What causes it to fall in the price of the world currency, and what effect it has on the world currency today?
First of all we should understand that there is no such thing as world currency. However, some currencies have dominated the global currency market and they are widely accepted all around the globe by other countries to settle their liabilities. US Dollar, Euro, Pound and Yen etc. are some of the most dominating world currencies which other countries have to keep reserve of in order to pay their foreign liabilities.
Inflation is the main reason of the fall in the price of currencies. Inflation is a state in which demand for goods and services increases in comparison to supply that results in the rise of prices of goods and services and thus reduction in actual value of the currency. Rate of inflation is the comparison of current prices of goods and services with the base year prices.
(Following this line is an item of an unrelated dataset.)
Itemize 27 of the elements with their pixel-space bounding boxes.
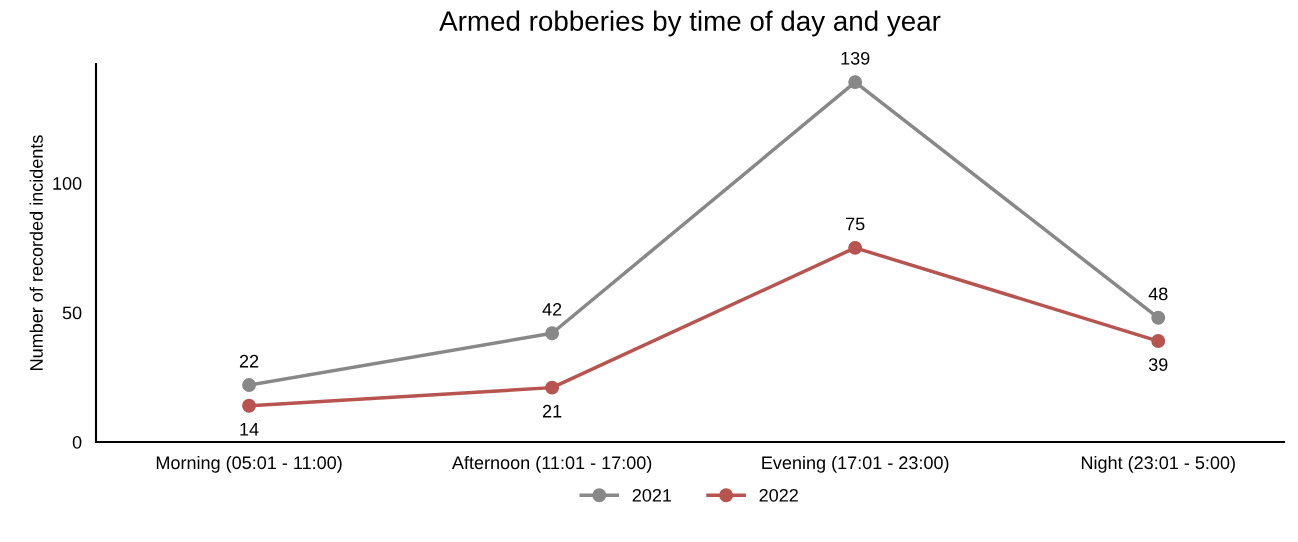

Various factors are responsible for inflation. When people have more money to spend but the supply of goods and services don’t increase with the same pace, surge in prices happens. This is called demand pull inflation. This happens because of easy availability of credit, printing of more currency notes by the government to handle its fiscal deficit, surplus gained from export etc.
On the other hand if supply decreases because of some reasons than the inflation also increases. This is called cost push inflation.
Moderate inflation is not bad at all. It is the sign of economic growth. However, too much inflation is very dangerous. It decreases the actual value of money. Hence, people have to spend more to buy the same amount of things. It is like a hidden tax which negatively affects people’s earning. The state of hyper inflation is extremely dangerous. Recently in Venezuela hyper inflation condition caused severe damage to the Venezuelan economy. People there are forced to leave their country as it has become almost impossible to survive there. So, hyper inflation can damage an economy completely.
Fall in the price of a particular currency in comparison to other currency is the result of the rising demand of the second currency compared to the first one. Suppose Indian companies and other institutions demand for USD and sell INR in a large amount, then the value of INR will decreases against the value of USD and vice-versa. This is the simple case of demand and supply. Speculation can also do the same thing.
So, we can see that there are so many reasons of falling of prices of currencies. Internal as well as external factors decide the price of a currency and its actual value.